At Hammer to Nail, which is in the process of sketching out a “2.0” version of the site under new editor Don L. Lewis, Lauren Wissot weighs in on “Conflict of Interest in the Digital Age,” using the example of Roger Ebert’s public friendship with Werner Herzog as a test case:
Unlike the old guard, represented by Richard Corliss in Steve James’s lovely cinematic tribute, Ebert had no qualms dispensing with the critic’s illusion of objectivity, going so far as to even review “Encounters at the End of the World,” a doc dedicated to him by his good friend Werner Herzog. (“I will review it because I love great films and must share my enthusiasm,” Ebert wrote in an open letter to Herzog.)
Corliss, in contrast, pretty much states in “Life Itself” that he wants nothing to do with the filmmakers whose films he writes about. I assume this is out of a sense of cinematic purity, to keep things as objective as possible in a highly subjective profession. Which strikes me as fairly ridiculous, especially since COI has been going on in the arts for far longer than Siskel and Ebert have been household names….
Corliss may have qualms, but I personally see nothing wrong with this setup — provided there’s transparency (such as the disclosure Ebert made in his “Dear Werner” letter). Indeed, we’re now firmly in the digital age, a time when the bottom has fallen out of film journalism and a huge swath of critics have diversified into other film related, and potential COI, areas. Let’s be honest. Many critics are filmmakers themselves, programmers, educators and more, often rubbing shoulders with those whose work they may end up writing about.
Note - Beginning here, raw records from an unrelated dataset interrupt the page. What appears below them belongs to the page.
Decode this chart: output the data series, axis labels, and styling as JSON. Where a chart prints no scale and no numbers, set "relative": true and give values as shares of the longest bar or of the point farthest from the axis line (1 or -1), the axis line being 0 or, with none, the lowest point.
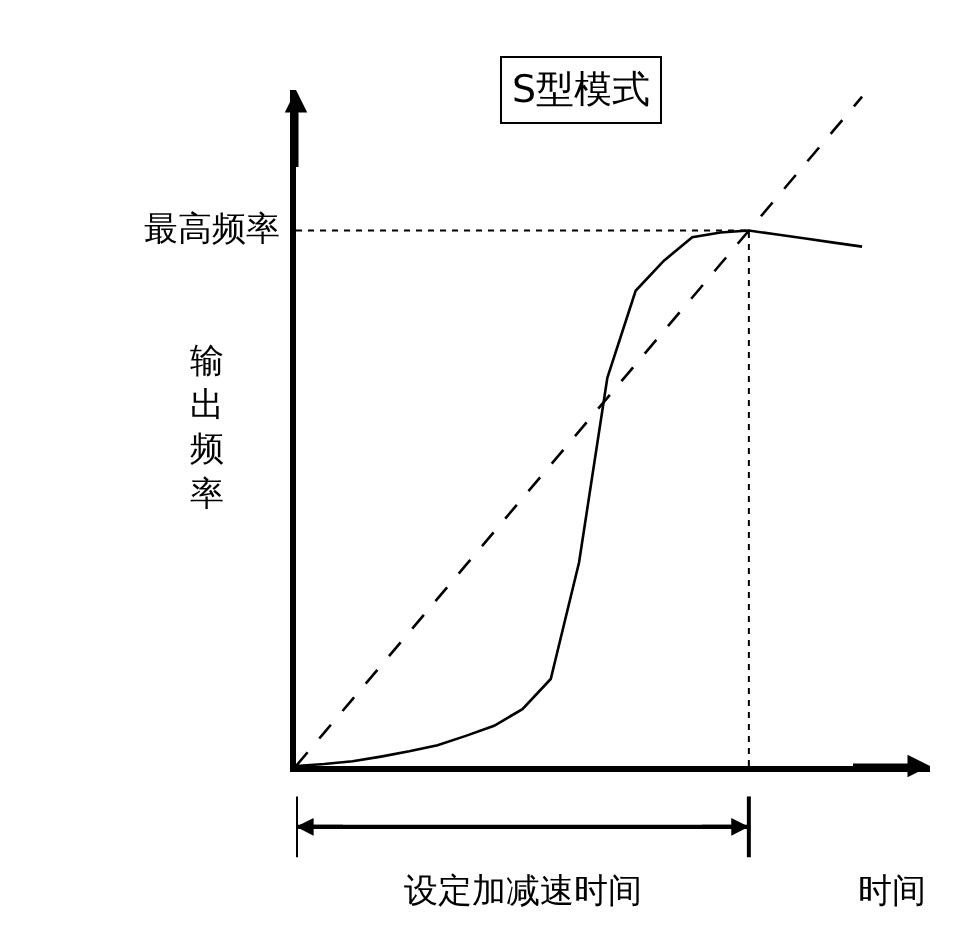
{
  "chart_data": {
    "type": "line",
    "relative": true,
    "title": "S型模式",
    "ylabel": "输出频率",
    "xlabel": "时间",
    "categories": [
      null,
      null,
      null,
      null,
      null,
      null,
      null,
      null,
      null,
      null,
      null,
      null,
      null,
      null,
      null,
      null,
      null,
      null,
      null,
      null,
      null
    ],
    "series": [
      {
        "line_style": "dashed",
        "color": "#000000",
        "values": [
          0,
          0.05,
          0.1,
          0.15,
          0.2,
          0.25,
          0.3,
          0.35,
          0.4,
          0.45,
          0.5,
          0.55,
          0.6,
          0.65,
          0.7,
          0.75,
          0.8,
          0.85,
          0.9,
          0.95,
          1.0
        ]
      },
      {
        "line_style": "solid",
        "color": "#000000",
        "values": [
          0,
          0.003,
          0.007,
          0.014,
          0.022,
          0.031,
          0.045,
          0.06,
          0.085,
          0.13,
          0.304,
          0.58,
          0.71,
          0.755,
          0.79,
          0.797,
          0.8,
          0.794,
          0.788,
          0.782,
          0.776
        ]
      }
    ],
    "ref_lines": [
      {
        "axis": "y",
        "value": 0.8,
        "label": "最高频率",
        "line_style": "dotted"
      },
      {
        "axis": "x",
        "line_style": "dotted"
      }
    ],
    "annotations": [
      "设定加减速时间"
    ],
    "marker": "none"
  }
}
We’re all hip to the idea that objectivity is a chimera, especially in the entire art of criticism: Anything beyond plot synopsis and running time represents a subjective judgement. But if objectivity — or, as it might better be put, even-handedness — is an unattainable goal, that doesn’t mean it’s not worth striving for, and I’m a little dismayed by the apparently blitheness with which Wissot chucks the whole notion out the window. I can say that, you see, because Lauren Wissot and I are not friends; to the best of my knowledge, we’ve never even met. (If we have, then Dearest Lauren, you have my apologies.) It’s true that when traversing the terrain of contemporary film culture, where all but a tiny handful of critics have morphed into all-purpose “film writers” (myself very much among them) one is apt to get one’s feet muddy. As Nick Pinkerton, who is, in fact, a friend of mine — see how complicated this gets? — wrote in Film Comment:
Unless you are an independently wealthy individual working as sole editor and contributor to your own publication, à la Karl Kraus’s Die Fackel, and are capable therefore of staying out of the fray entirely, it’s unavoidable that such conflicts will arise, and anyone who claims to be entirely immune to them is most likely a grandstanding fibber. (I saw you scarfing those canapés at the “Squid and the Whale” party in 2005, Armond!) Critics work as programmers, and vice-versa. Critics make films, and filmmakers act as critics — even if, via a site like Talkhouse, only for a day. (Surely the oddest fantasy camp ever created, this.) The middle-sized festival circuit is a cut-rate permanent paid vacation for the footloose film journo, who’ll find something nice to say about the experience if they’re expecting a return invite. Payola rules everything around me! In most cases, we can only rely on the conscience of the individuals in question to either provide the requisite (usually very boring) “full disclosure” side note, or to recuse themselves from writing entirely when anything approaching objectivity is unachievable
Nick — I can call him that because we’re pals — draws a distinction not between objective writers and compromised ones, but between critics and fans: “Where fandom cheerily accepts, criticism is suspicious.” The issue isn’t, as Wissot puts it, “rubbing shoulders” with filmmakers, or even sharing the occasional drink; critics, possessed as they are of only the faintest slip of a conscience, are perfectly capable of downing a civil pint or two with a director at a film festival and then scurrying back to their hotel rooms to dash off a vicious paragraph or two about her or his new film. But there’s a point beyond which the mere invocation of “disclosure” is not a sufficient hex against impropriety.
In an era where “friend” is a verb, it’s easy to assume that everyone knows everyone — or, more to the point, to assume that your readers assume it, making any further disclosure redundant. But as a reader, there are cases where I’d feed betrayed, or at least unpleasantly surprised, to learn that, say, the writer of a glowing review and the director of the film in question were on especially friendly terms. Fortunately, there are many ways to write about movies that aren’t traditional reviews, ones where objectivity or the pretense thereof isn’t even a factor. If you’re writing about a friend’s movie, you might as well write about the friend, using your unique insights into who she is rather than pretending you don’t know him from Adam. All this concern about objectivity is pretty one-sided, anyway: You rarely hear filmmakers complain that critics are too sympathetic to their point of view.